Additionally, Salesforce is smart to be bandying about the “trust” concept all over its AI initiatives. Today, many uses of AI — especially generative AI — are going on unsupervised or without strategy inside enterprises around the world. For regulated industries, and for geographies with strict data privacy and stewardships mandates (with serious fines associated with each misstep), guardrails are needed. Salesforce is positioning itself as a trusted advisor both in terms of helping internally regulate how companies deploy generative AI in a safe and secure manner, but also performing a lot of the data masking and safety measures as a service.

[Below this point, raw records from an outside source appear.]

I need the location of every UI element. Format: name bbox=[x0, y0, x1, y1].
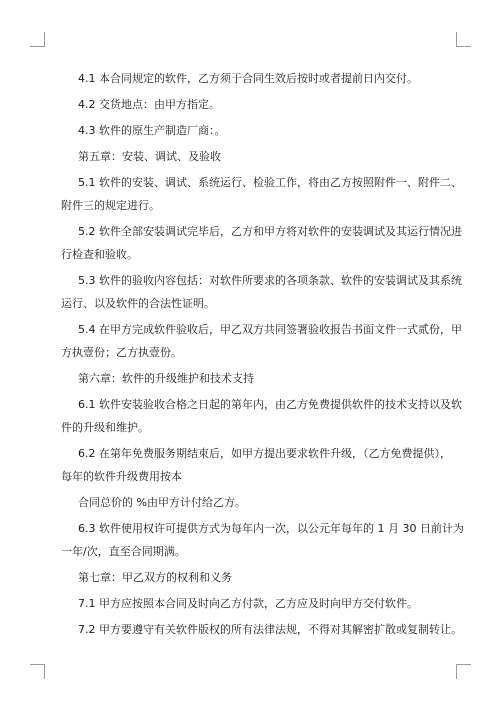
crop-mark-top-right bbox=[456, 32, 471, 47]
clause-5-4-cont: 方执壹份；乙方执壹份。 bbox=[61, 346, 182, 359]
clause-6-2: 6.2 在第年免费服务期结束后，如甲方提出要求软件升级，（乙方免费提供）， bbox=[78, 447, 451, 460]
chapter-5-heading: 第五章：安装、调试、及验收 bbox=[78, 150, 221, 163]
clause-7-1: 7.1 甲方应按照本合同及时向乙方付款，乙方应及时向甲方交付软件。 bbox=[78, 597, 418, 610]
clause-7-2: 7.2 甲方要遵守有关软件版权的所有法律法规，不得对其解密扩散或复制转让。 bbox=[78, 623, 462, 636]
clause-5-1: 5.1 软件的安装、调试、系统运行、检验工作，将由乙方按照附件一、附件二、 bbox=[78, 176, 462, 189]
clause-5-3: 5.3 软件的验收内容包括：对软件所要求的各项条款、软件的安装调试及其系统 bbox=[78, 274, 462, 287]
crop-mark-top-left bbox=[30, 32, 45, 47]
clause-6-2-cont: 每年的软件升级费用按本 bbox=[61, 470, 182, 483]
clause-5-2: 5.2 软件全部安装调试完毕后，乙方和甲方将对软件的安装调试及其运行情况进 bbox=[78, 225, 462, 238]
clause-4-3: 4.3 软件的原生产制造厂商：。 bbox=[78, 124, 226, 137]
clause-5-4: 5.4 在甲方完成软件验收后，甲乙双方共同签署验收报告书面文件一式贰份，甲 bbox=[78, 323, 462, 336]
clause-6-3: 6.3 软件使用权许可提供方式为每年内一次，以公元年每年的 1 月 30 日前计为 bbox=[78, 522, 464, 535]
crop-mark-bottom-left bbox=[30, 664, 45, 679]
crop-mark-bottom-right bbox=[456, 664, 471, 679]
clause-6-3-cont: 一年/次，直至合同期满。 bbox=[61, 545, 186, 558]
clause-6-1-cont: 件的升级和维护。 bbox=[61, 421, 149, 434]
clause-6-1: 6.1 软件安装验收合格之日起的第年内，由乙方免费提供软件的技术支持以及软 bbox=[78, 398, 462, 411]
clause-5-3-cont: 运行、以及软件的合法性证明。 bbox=[61, 297, 215, 310]
clause-5-1-cont: 附件三的规定进行。 bbox=[61, 199, 160, 212]
clause-5-2-cont: 行检查和验收。 bbox=[61, 248, 138, 261]
clause-4-2: 4.2 交货地点：由甲方指定。 bbox=[78, 98, 220, 111]
clause-4-1: 4.1 本合同规定的软件，乙方须于合同生效后按时或者提前日内交付。 bbox=[78, 72, 418, 85]
chapter-6-heading: 第六章：软件的升级维护和技术支持 bbox=[78, 372, 254, 385]
clause-6-2-fee: 合同总价的 %由甲方计付给乙方。 bbox=[78, 496, 246, 509]
chapter-7-heading: 第七章：甲乙双方的权利和义务 bbox=[78, 571, 232, 584]
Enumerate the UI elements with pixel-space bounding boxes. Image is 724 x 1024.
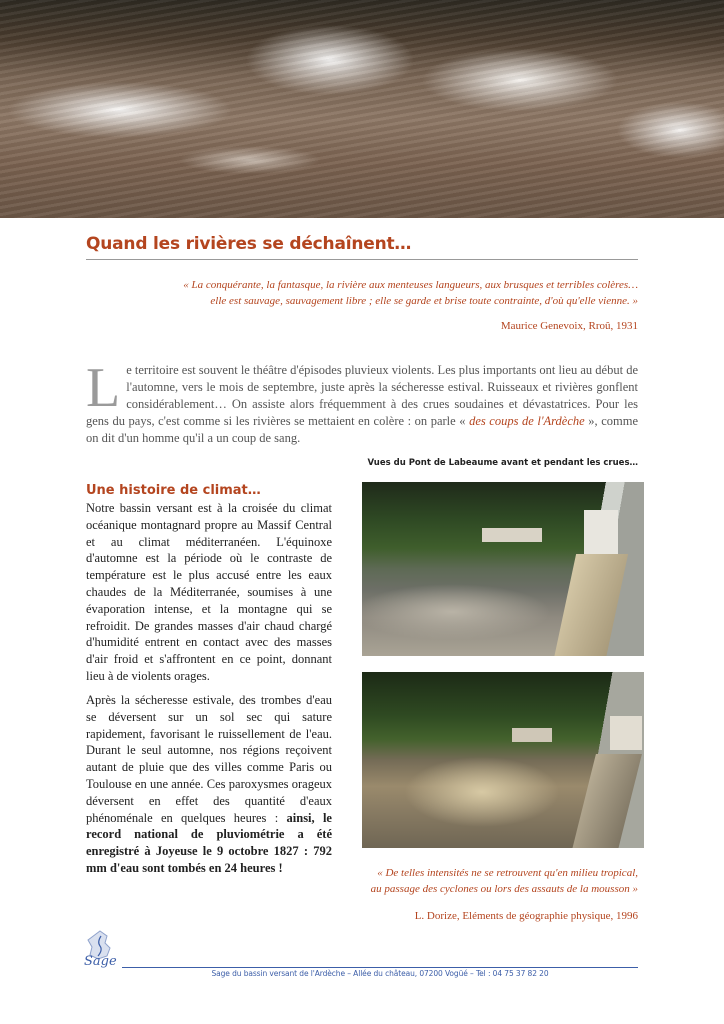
banner-river-photo — [0, 0, 724, 218]
opening-quote — [78, 277, 638, 309]
photo-bridge-wall — [554, 554, 628, 656]
photo-caption: Vues du Pont de Labeaume avant et pendant les crues… — [367, 458, 638, 468]
section-heading: Une histoire de climat… — [86, 483, 261, 498]
closing-quote-author: L. Dorize, Eléments de géographie physique, 1996 — [414, 910, 638, 922]
opening-quote-line2: elle est sauvage, sauvagement libre ; elle se garde et brise toute contrainte, d'où qu'elle vienne. » — [210, 295, 638, 307]
closing-quote-line2: au passage des cyclones ou lors des assauts de la mousson » — [370, 883, 638, 895]
photo-building — [482, 528, 542, 542]
photo-bridge-during-flood — [362, 672, 644, 848]
opening-quote-author: Maurice Genevoix, Rroû, 1931 — [500, 320, 638, 332]
title-row — [86, 234, 638, 260]
photo-bridge-before-flood — [362, 482, 644, 656]
climate-paragraph-2-text: Après la sécheresse estivale, des trombes d'eau se déversent sur un sol sec qui sature rapidement, favorisant le ruissellement de l'eau. Durant le seul automne, nos régions reçoivent autant de pluie que des villes comme Paris ou Toulouse en une année. Ces paroxysmes orageux déversent en effet des quantité d'eaux phénoménale en quelques heures : — [86, 693, 332, 825]
photo-building — [512, 728, 552, 742]
closing-quote — [338, 865, 638, 897]
footer-contact: Sage du bassin versant de l'Ardèche – Allée du château, 07200 Vogüé – Tel : 04 75 37 82 20 — [211, 969, 549, 978]
climate-paragraph-1: Notre bassin versant est à la croisée du climat océanique montagnard propre au Massif Central et au climat méditerranéen. L'équinoxe d'automne est la période où le contraste de température est le plus accusé entre les eaux chaudes de la Méditerranée, soumises à une évaporation intense, et la montagne qui se refroidit. De grandes masses d'air chaud chargé d'humidité entrent en contact avec des masses d'air froid et s'affrontent en ce point, donnant lieu à de violents orages. — [86, 501, 332, 683]
climate-record-highlight: ainsi, le record national de pluviométrie a été enregistré à Joyeuse le 9 octobre 1827 : 792 mm d'eau sont tombés en 24 heures ! — [86, 810, 332, 875]
closing-quote-line1: « De telles intensités ne se retrouvent qu'en milieu tropical, — [377, 867, 638, 879]
climate-paragraph-2 — [86, 692, 332, 877]
intro-emphasis: des coups de l'Ardèche — [469, 414, 585, 428]
intro-text: e territoire est souvent le théâtre d'épisodes pluvieux violents. Les plus importants ont lieu au début de l'automne, vers le mois de septembre, juste après la sécheresse estival. Ruisseaux et rivières gonflent considérablement… On assiste alors fréquemment à des crues soudaines et dévastatrices. Pour les gens du pays, c'est comme si les rivières se mettaient en colère : on parle « — [86, 363, 638, 428]
logo-text: Sage — [84, 954, 117, 969]
opening-quote-line1: « La conquérante, la fantasque, la rivière aux menteuses langueurs, aux brusques et terribles colères… — [183, 279, 638, 291]
intro-tail: », comme on dit d'un homme qu'il a un coup de sang. — [86, 414, 638, 445]
photo-bridge-wall — [572, 754, 642, 848]
footer-divider — [122, 967, 638, 968]
intro-paragraph — [86, 357, 638, 447]
photo-building — [610, 716, 642, 750]
photo-building — [584, 510, 618, 554]
drop-cap: L — [86, 357, 121, 419]
page-title: Quand les rivières se déchaînent… — [86, 234, 412, 254]
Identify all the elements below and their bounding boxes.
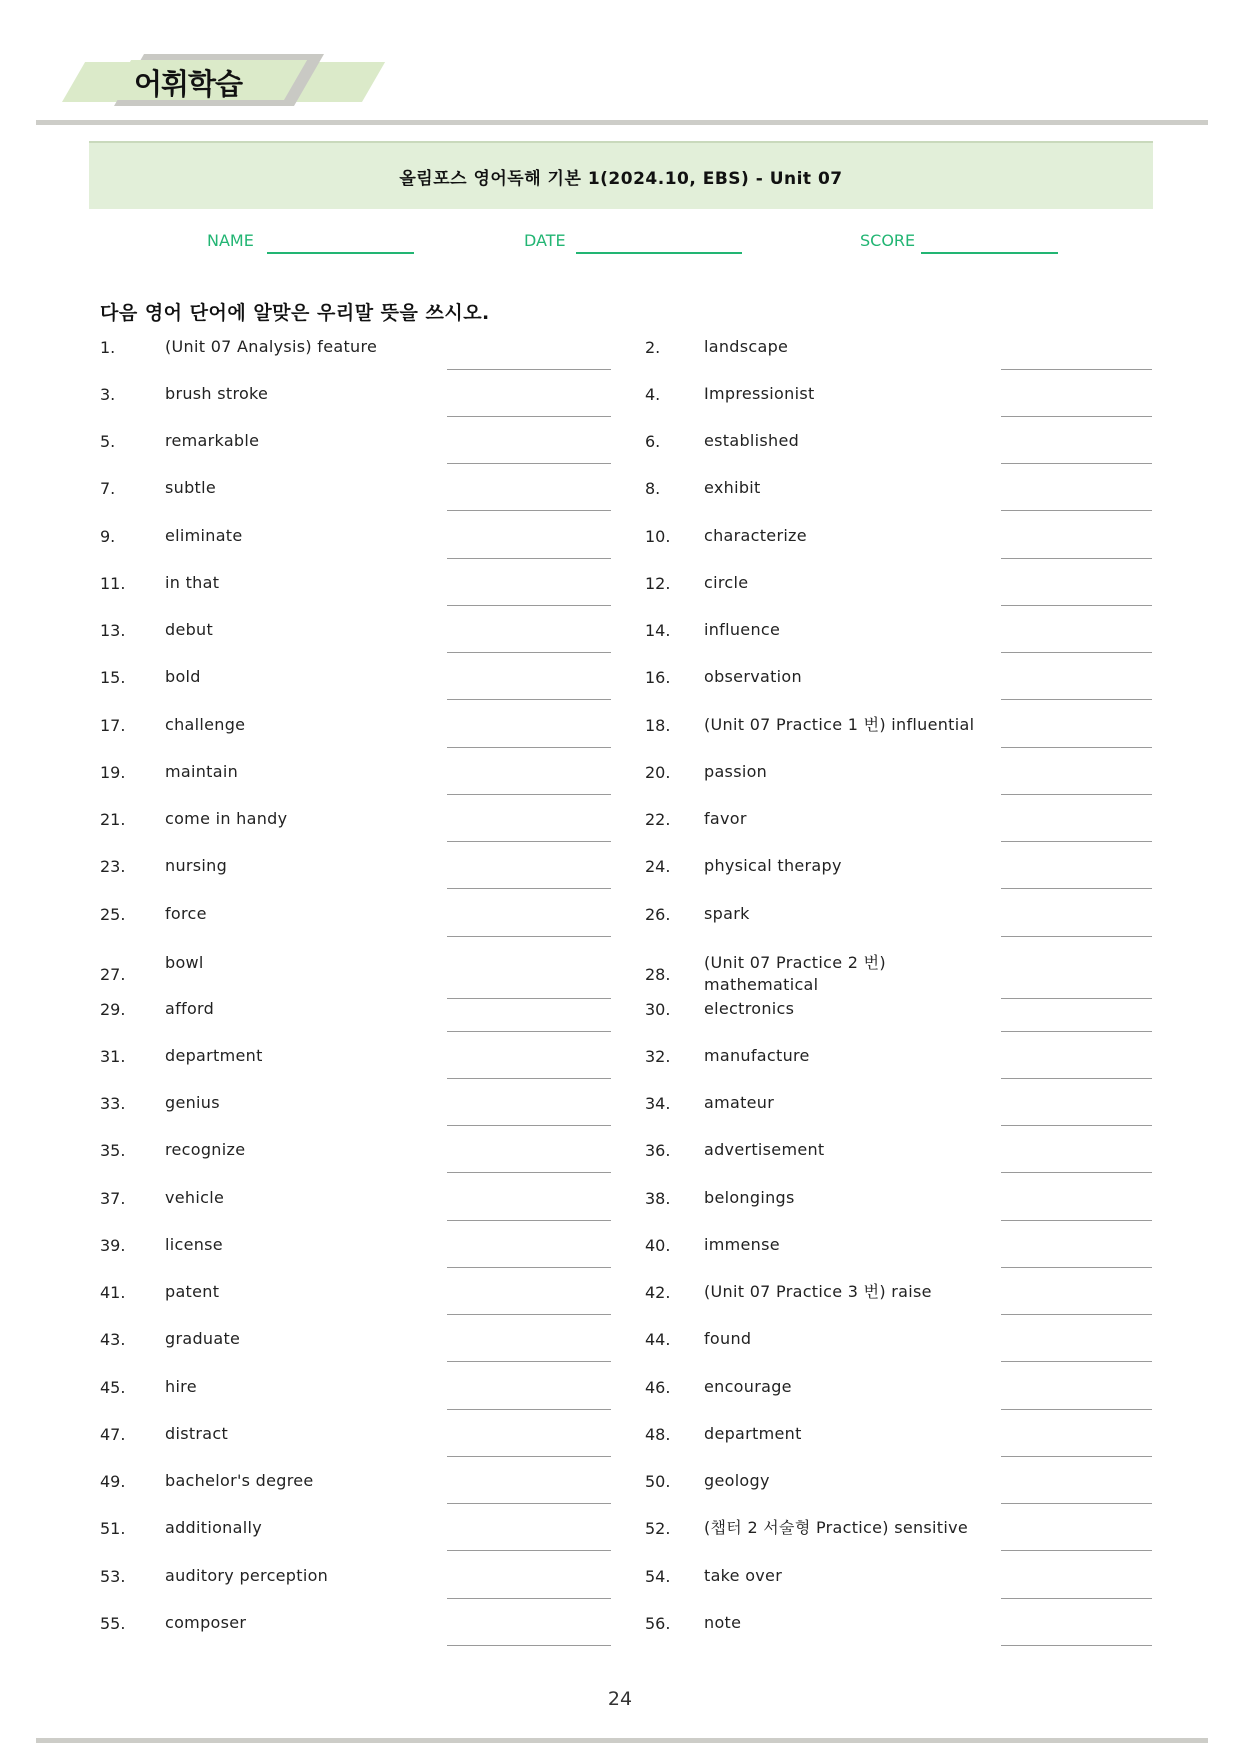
item-number: 14. bbox=[645, 621, 671, 640]
item-row bbox=[0, 1559, 1240, 1606]
item-number: 4. bbox=[645, 385, 661, 404]
item-word: spark bbox=[704, 904, 750, 923]
answer-line[interactable] bbox=[447, 841, 611, 842]
score-label: SCORE bbox=[860, 231, 916, 250]
item-word: (Unit 07 Practice 2 번) mathematical bbox=[704, 953, 886, 994]
item-number: 45. bbox=[100, 1378, 126, 1397]
item-row bbox=[0, 330, 1240, 377]
item-row bbox=[0, 1275, 1240, 1322]
item-number: 8. bbox=[645, 479, 661, 498]
item-number: 35. bbox=[100, 1141, 126, 1160]
item-number: 55. bbox=[100, 1614, 126, 1633]
answer-line[interactable] bbox=[1001, 1172, 1152, 1173]
item-word: vehicle bbox=[165, 1188, 225, 1207]
header-banner bbox=[62, 52, 362, 114]
item-word: brush stroke bbox=[165, 384, 269, 403]
item-word: influence bbox=[704, 620, 781, 639]
answer-line[interactable] bbox=[1001, 1503, 1152, 1504]
item-word: electronics bbox=[704, 999, 795, 1018]
item-word: distract bbox=[165, 1424, 229, 1443]
item-word: physical therapy bbox=[704, 856, 842, 875]
item-word: (챕터 2 서술형 Practice) sensitive bbox=[704, 1518, 969, 1537]
item-number: 28. bbox=[645, 965, 671, 984]
item-number: 32. bbox=[645, 1047, 671, 1066]
answer-line[interactable] bbox=[447, 1645, 611, 1646]
answer-line[interactable] bbox=[447, 1409, 611, 1410]
answer-line[interactable] bbox=[447, 1456, 611, 1457]
item-word: (Unit 07 Analysis) feature bbox=[165, 337, 378, 356]
instruction: 다음 영어 단어에 알맞은 우리말 뜻을 쓰시오. bbox=[100, 302, 490, 324]
answer-line[interactable] bbox=[447, 794, 611, 795]
item-word: department bbox=[704, 1424, 802, 1443]
item-number: 23. bbox=[100, 857, 126, 876]
answer-line[interactable] bbox=[447, 699, 611, 700]
item-word: department bbox=[165, 1046, 263, 1065]
item-number: 12. bbox=[645, 574, 671, 593]
item-number: 40. bbox=[645, 1236, 671, 1255]
item-number: 48. bbox=[645, 1425, 671, 1444]
item-number: 38. bbox=[645, 1189, 671, 1208]
item-number: 53. bbox=[100, 1567, 126, 1586]
answer-line[interactable] bbox=[447, 1361, 611, 1362]
item-word: remarkable bbox=[165, 431, 260, 450]
item-row bbox=[0, 1086, 1240, 1133]
item-number: 47. bbox=[100, 1425, 126, 1444]
item-number: 33. bbox=[100, 1094, 126, 1113]
top-divider bbox=[36, 120, 1208, 125]
item-word: note bbox=[704, 1613, 742, 1632]
item-row bbox=[0, 1464, 1240, 1511]
item-row bbox=[0, 944, 1240, 994]
item-word: (Unit 07 Practice 1 번) influential bbox=[704, 715, 975, 734]
answer-line[interactable] bbox=[447, 652, 611, 653]
answer-line[interactable] bbox=[447, 747, 611, 748]
item-row bbox=[0, 1181, 1240, 1228]
item-word: nursing bbox=[165, 856, 228, 875]
item-number: 11. bbox=[100, 574, 126, 593]
answer-line[interactable] bbox=[1001, 416, 1152, 417]
item-number: 22. bbox=[645, 810, 671, 829]
item-number: 20. bbox=[645, 763, 671, 782]
answer-line[interactable] bbox=[447, 510, 611, 511]
item-word: encourage bbox=[704, 1377, 792, 1396]
item-row bbox=[0, 755, 1240, 802]
item-row bbox=[0, 708, 1240, 755]
answer-line[interactable] bbox=[1001, 794, 1152, 795]
item-number: 10. bbox=[645, 527, 671, 546]
item-row bbox=[0, 1322, 1240, 1369]
answer-line[interactable] bbox=[447, 1267, 611, 1268]
answer-line[interactable] bbox=[447, 1125, 611, 1126]
answer-line[interactable] bbox=[447, 558, 611, 559]
item-number: 50. bbox=[645, 1472, 671, 1491]
item-row bbox=[0, 897, 1240, 944]
item-number: 29. bbox=[100, 1000, 126, 1019]
answer-line[interactable] bbox=[1001, 369, 1152, 370]
item-word: take over bbox=[704, 1566, 783, 1585]
item-word: characterize bbox=[704, 526, 807, 545]
item-word: bachelor's degree bbox=[165, 1471, 314, 1490]
item-number: 41. bbox=[100, 1283, 126, 1302]
date-label: DATE bbox=[524, 231, 566, 250]
item-number: 6. bbox=[645, 432, 661, 451]
answer-line[interactable] bbox=[1001, 1550, 1152, 1551]
item-word: afford bbox=[165, 999, 215, 1018]
answer-line[interactable] bbox=[1001, 652, 1152, 653]
item-number: 5. bbox=[100, 432, 116, 451]
item-row bbox=[0, 660, 1240, 707]
answer-line[interactable] bbox=[447, 1314, 611, 1315]
answer-line[interactable] bbox=[1001, 841, 1152, 842]
item-word: force bbox=[165, 904, 207, 923]
answer-line[interactable] bbox=[447, 416, 611, 417]
item-number: 9. bbox=[100, 527, 116, 546]
item-word: come in handy bbox=[165, 809, 288, 828]
item-number: 42. bbox=[645, 1283, 671, 1302]
item-word: advertisement bbox=[704, 1140, 825, 1159]
item-number: 30. bbox=[645, 1000, 671, 1019]
answer-line[interactable] bbox=[1001, 747, 1152, 748]
item-number: 17. bbox=[100, 716, 126, 735]
item-number: 24. bbox=[645, 857, 671, 876]
answer-line[interactable] bbox=[447, 1598, 611, 1599]
answer-line[interactable] bbox=[1001, 1456, 1152, 1457]
item-number: 18. bbox=[645, 716, 671, 735]
date-field[interactable] bbox=[576, 252, 742, 254]
answer-line[interactable] bbox=[1001, 1314, 1152, 1315]
item-word: additionally bbox=[165, 1518, 262, 1537]
item-word: graduate bbox=[165, 1329, 241, 1348]
answer-line[interactable] bbox=[447, 888, 611, 889]
answer-line[interactable] bbox=[1001, 1361, 1152, 1362]
item-number: 46. bbox=[645, 1378, 671, 1397]
answer-line[interactable] bbox=[1001, 1645, 1152, 1646]
item-number: 1. bbox=[100, 338, 116, 357]
answer-line[interactable] bbox=[1001, 1078, 1152, 1079]
answer-line[interactable] bbox=[1001, 605, 1152, 606]
item-word: amateur bbox=[704, 1093, 775, 1112]
answer-line[interactable] bbox=[447, 369, 611, 370]
item-number: 44. bbox=[645, 1330, 671, 1349]
item-number: 27. bbox=[100, 965, 126, 984]
item-word: genius bbox=[165, 1093, 220, 1112]
item-number: 56. bbox=[645, 1614, 671, 1633]
item-word: auditory perception bbox=[165, 1566, 329, 1585]
answer-line[interactable] bbox=[1001, 888, 1152, 889]
item-row bbox=[0, 1417, 1240, 1464]
item-word: challenge bbox=[165, 715, 246, 734]
item-number: 21. bbox=[100, 810, 126, 829]
item-number: 13. bbox=[100, 621, 126, 640]
answer-line[interactable] bbox=[447, 1220, 611, 1221]
item-row bbox=[0, 992, 1240, 1039]
item-number: 39. bbox=[100, 1236, 126, 1255]
item-word: license bbox=[165, 1235, 223, 1254]
answer-line[interactable] bbox=[1001, 1031, 1152, 1032]
answer-line[interactable] bbox=[447, 1078, 611, 1079]
worksheet-title: 올림포스 영어독해 기본 1(2024.10, EBS) - Unit 07 bbox=[399, 168, 843, 189]
answer-line[interactable] bbox=[1001, 1598, 1152, 1599]
item-word: bold bbox=[165, 667, 201, 686]
answer-line[interactable] bbox=[447, 1031, 611, 1032]
item-number: 15. bbox=[100, 668, 126, 687]
item-number: 25. bbox=[100, 905, 126, 924]
item-number: 7. bbox=[100, 479, 116, 498]
answer-line[interactable] bbox=[1001, 936, 1152, 937]
answer-line[interactable] bbox=[1001, 1409, 1152, 1410]
item-row bbox=[0, 424, 1240, 471]
item-number: 37. bbox=[100, 1189, 126, 1208]
item-word: established bbox=[704, 431, 800, 450]
item-word: found bbox=[704, 1329, 752, 1348]
item-word: manufacture bbox=[704, 1046, 810, 1065]
item-number: 31. bbox=[100, 1047, 126, 1066]
item-row bbox=[0, 519, 1240, 566]
item-number: 26. bbox=[645, 905, 671, 924]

Many other CRM and MarTech providers simply lack the breadth of functionality, services and a core platform to do what the Einstein Trust Layer can do for companies deploying an internal AI strategy. When you combine the ease of use that Slack can provide for all users in terms of interacting with AI prompts, to melding CRM and other Data Cloud information to improve AI performance with Grounded Prompts, to the data and infrastructure layers that MuleSoft and Tableau bring to the table to promote hyper-automation and workflow building with zero code — no one else really stacks up.

The devil, of course, is in the details of execution. While a lot of what we saw at Dreamforce was “live” and either already readily available or becoming available this fall — the full seamlessly embedded, “everything working together” vision Salesforce presents at its marquee customer event is still a bit more “art of the possible” than everyday use case. Salesforce customers are still going to have license access to lots of these components, which they may not have today and which will increase costs and complexity for larger enterprises. The key is how Salesforce continues to evolve not just the product portfolio, but its overall pricing models to make sure value is received on both sides as AI makes it easier, if not necessary, for more individuals in the company to access and make use of Salesforce data and features.